= The Dogist (Instagram account) =

Instagram account created by Elias Weiss Friedman

The Dogist is an Instagram photo-documentary series of dogs from around the world by street photographer Elias Weiss Friedman.

==Background==
Friedman created the account in October 2013 after he was laid off from his corporate job in brand management and was inspired by street-style posts such as The Sartorialist and popular photoblog Humans of New York. In a 2018 interview with 6sqft, Friedman noted, "That was the first opportunity I had to do something I wanted, instead of doing what I was expected to do ... Social media made all that possible."

==Publications==
In 2015, Friedman released a book entitled The Dogist: Photographic Encounters with 1000 Dogs. The book was featured on the New York Times Bestseller list. In 2017, Friedman released another book, entitled The Dogist Puppies. In 2025 he released This Dog Will Change Your Life.

==Partnership==
Featured on the page is The Dogist partnership with several brands, including Korean K9 Rescue, a registered 501(c)(3) nonprofit that focuses on rescuing dogs from puppy mills, dog meat farms, and high kill shelters in South Korea.
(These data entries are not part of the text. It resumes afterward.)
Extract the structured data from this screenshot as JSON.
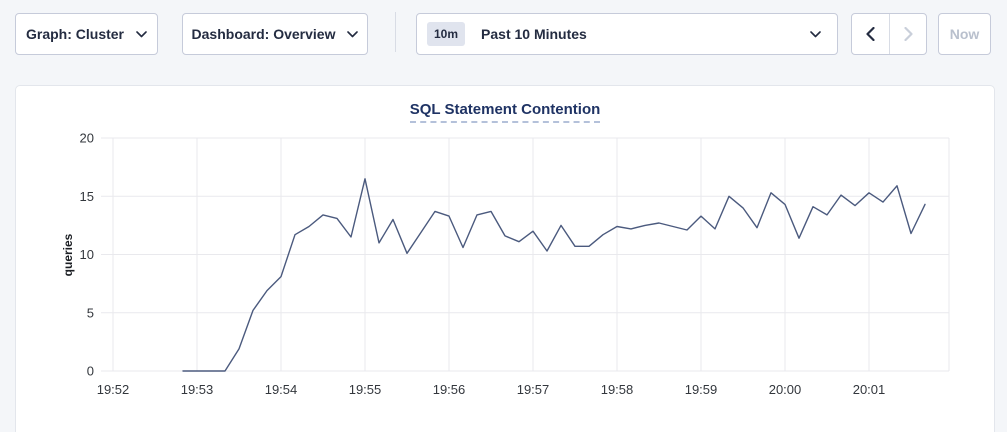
{
  "toolbar": {
    "graph_dropdown_label": "Graph: Cluster",
    "dashboard_dropdown_label": "Dashboard: Overview",
    "time_selector": {
      "badge": "10m",
      "label": "Past 10 Minutes"
    },
    "now_label": "Now"
  },
  "colors": {
    "accent_text": "#242c41",
    "disabled_text": "#b9c0cd",
    "title_text": "#1f3364",
    "line": "#4b5a7e",
    "grid": "#e9e9ed",
    "axis_text": "#33373d"
  },
  "chart_data": {
    "type": "line",
    "title": "SQL Statement Contention",
    "ylabel": "queries",
    "ylim": [
      0,
      20
    ],
    "yticks": [
      0,
      5,
      10,
      15,
      20
    ],
    "x_ticks": [
      "19:52",
      "19:53",
      "19:54",
      "19:55",
      "19:56",
      "19:57",
      "19:58",
      "19:59",
      "20:00",
      "20:01"
    ],
    "grid": true,
    "legend": "none",
    "series": [
      {
        "name": "queries",
        "start_time": "19:52:50",
        "interval_sec": 10,
        "values": [
          0,
          0,
          0,
          0,
          1.9,
          5.2,
          6.9,
          8.1,
          11.7,
          12.4,
          13.4,
          13.1,
          11.5,
          16.5,
          11,
          13,
          10.1,
          11.9,
          13.7,
          13.3,
          10.6,
          13.4,
          13.7,
          11.6,
          11.1,
          12,
          10.3,
          12.5,
          10.7,
          10.7,
          11.7,
          12.4,
          12.2,
          12.5,
          12.7,
          12.4,
          12.1,
          13.3,
          12.2,
          15,
          14,
          12.3,
          15.3,
          14.3,
          11.4,
          14.1,
          13.4,
          15.1,
          14.2,
          15.3,
          14.5,
          15.9,
          11.8,
          14.3
        ]
      }
    ]
  }
}
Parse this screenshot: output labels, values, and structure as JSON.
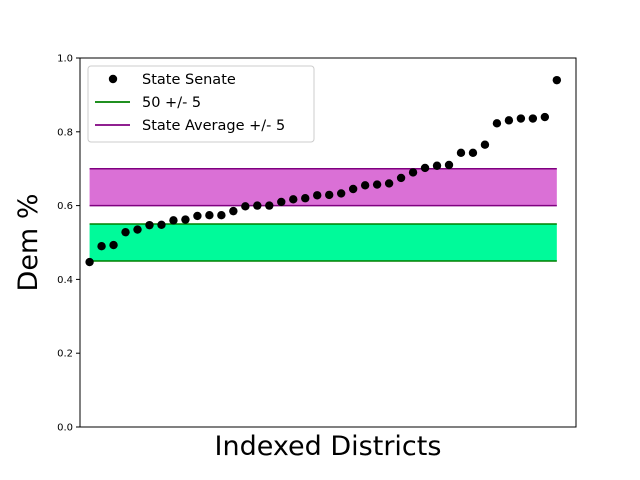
{
  "chart_data": {
    "type": "scatter",
    "title": "",
    "xlabel": "Indexed Districts",
    "ylabel": "Dem %",
    "ylim": [
      0.0,
      1.0
    ],
    "yticks": [
      "0.0",
      "0.2",
      "0.4",
      "0.6",
      "0.8",
      "1.0"
    ],
    "xticks": [],
    "grid": false,
    "legend_position": "upper-left",
    "series": [
      {
        "name": "State Senate",
        "kind": "scatter",
        "color": "#000000",
        "x": [
          1,
          2,
          3,
          4,
          5,
          6,
          7,
          8,
          9,
          10,
          11,
          12,
          13,
          14,
          15,
          16,
          17,
          18,
          19,
          20,
          21,
          22,
          23,
          24,
          25,
          26,
          27,
          28,
          29,
          30,
          31,
          32,
          33,
          34,
          35,
          36,
          37,
          38,
          39,
          40
        ],
        "y": [
          0.447,
          0.49,
          0.493,
          0.528,
          0.535,
          0.547,
          0.548,
          0.56,
          0.562,
          0.572,
          0.574,
          0.574,
          0.585,
          0.598,
          0.6,
          0.6,
          0.61,
          0.617,
          0.62,
          0.628,
          0.629,
          0.633,
          0.645,
          0.655,
          0.657,
          0.66,
          0.675,
          0.69,
          0.702,
          0.708,
          0.71,
          0.743,
          0.743,
          0.765,
          0.823,
          0.831,
          0.836,
          0.836,
          0.84,
          0.94
        ]
      }
    ],
    "bands": [
      {
        "name": "50 +/- 5",
        "low": 0.45,
        "high": 0.55,
        "line_color": "#008000",
        "fill_color": "#00fa9a"
      },
      {
        "name": "State Average +/- 5",
        "low": 0.6,
        "high": 0.7,
        "line_color": "#800080",
        "fill_color": "#da70d6"
      }
    ]
  }
}
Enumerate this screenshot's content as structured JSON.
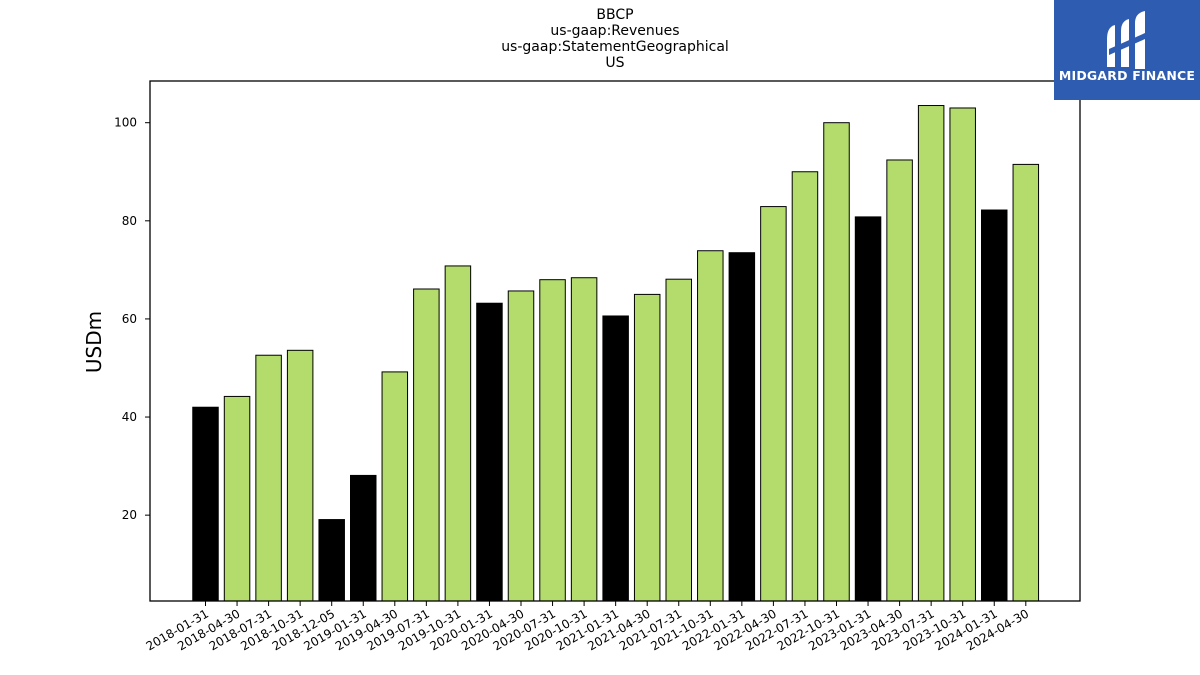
{
  "brand": {
    "name": "MIDGARD FINANCE",
    "bg_color": "#2d5cb0"
  },
  "chart_data": {
    "type": "bar",
    "title_lines": [
      "BBCP",
      "us-gaap:Revenues",
      "us-gaap:StatementGeographical",
      "US"
    ],
    "xlabel": "",
    "ylabel": "USDm",
    "ylim": [
      2.5,
      108.5
    ],
    "yticks": [
      20,
      40,
      60,
      80,
      100
    ],
    "grid": false,
    "colors": {
      "annual": "#000000",
      "quarterly": "#b3dc6c"
    },
    "categories": [
      "2018-01-31",
      "2018-04-30",
      "2018-07-31",
      "2018-10-31",
      "2018-12-05",
      "2019-01-31",
      "2019-04-30",
      "2019-07-31",
      "2019-10-31",
      "2020-01-31",
      "2020-04-30",
      "2020-07-31",
      "2020-10-31",
      "2021-01-31",
      "2021-04-30",
      "2021-07-31",
      "2021-10-31",
      "2022-01-31",
      "2022-04-30",
      "2022-07-31",
      "2022-10-31",
      "2023-01-31",
      "2023-04-30",
      "2023-07-31",
      "2023-10-31",
      "2024-01-31",
      "2024-04-30"
    ],
    "values": [
      42.0,
      44.2,
      52.6,
      53.6,
      19.1,
      28.1,
      49.2,
      66.1,
      70.8,
      63.2,
      65.7,
      68.0,
      68.4,
      60.6,
      65.0,
      68.1,
      73.9,
      73.5,
      82.9,
      90.0,
      100.0,
      80.8,
      92.4,
      103.5,
      103.0,
      82.2,
      91.5
    ],
    "bar_kind": [
      "annual",
      "quarterly",
      "quarterly",
      "quarterly",
      "annual",
      "annual",
      "quarterly",
      "quarterly",
      "quarterly",
      "annual",
      "quarterly",
      "quarterly",
      "quarterly",
      "annual",
      "quarterly",
      "quarterly",
      "quarterly",
      "annual",
      "quarterly",
      "quarterly",
      "quarterly",
      "annual",
      "quarterly",
      "quarterly",
      "quarterly",
      "annual",
      "quarterly"
    ]
  }
}
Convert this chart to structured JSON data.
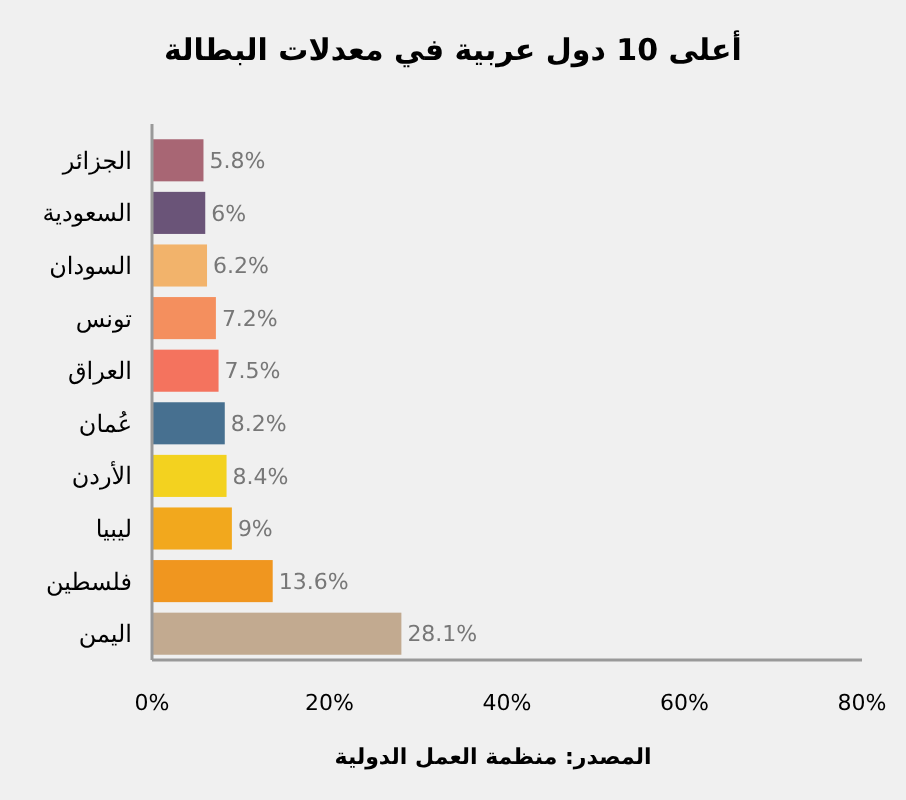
{
  "chart_data": {
    "type": "bar",
    "orientation": "horizontal",
    "title": "أعلى 10 دول عربية في معدلات البطالة",
    "categories": [
      "الجزائر",
      "السعودية",
      "السودان",
      "تونس",
      "العراق",
      "عُمان",
      "الأردن",
      "ليبيا",
      "فلسطين",
      "اليمن"
    ],
    "values": [
      5.8,
      6,
      6.2,
      7.2,
      7.5,
      8.2,
      8.4,
      9,
      13.6,
      28.1
    ],
    "colors": [
      "#a86674",
      "#6a5478",
      "#f2b36b",
      "#f48f5e",
      "#f4735e",
      "#477090",
      "#f3d21f",
      "#f2a81d",
      "#f0961f",
      "#c2aa90"
    ],
    "value_labels": [
      "5.8%",
      "6%",
      "6.2%",
      "7.2%",
      "7.5%",
      "8.2%",
      "8.4%",
      "9%",
      "13.6%",
      "28.1%"
    ],
    "xlim": [
      0,
      80
    ],
    "xticks": [
      {
        "value": 0,
        "label": "0%"
      },
      {
        "value": 20,
        "label": "20%"
      },
      {
        "value": 40,
        "label": "40%"
      },
      {
        "value": 60,
        "label": "60%"
      },
      {
        "value": 80,
        "label": "80%"
      }
    ],
    "grid": false,
    "annotations": [
      "المصدر: منظمة العمل الدولية"
    ]
  }
}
Rescued dogs are transported to New York City, where they are found homes in the tri-state area. Friedman highlights several of the rescued dogs on the Dogist account. In addition, The Dogist partners with a new animal shelter every season. The partnership originates from the #FeedingFriends initiative, an effort to support rescue organizations.

In 2016, a short documentary film entitled The Dogist directed by E.J McLeavey-Fisher was released, with a run time of six minutes.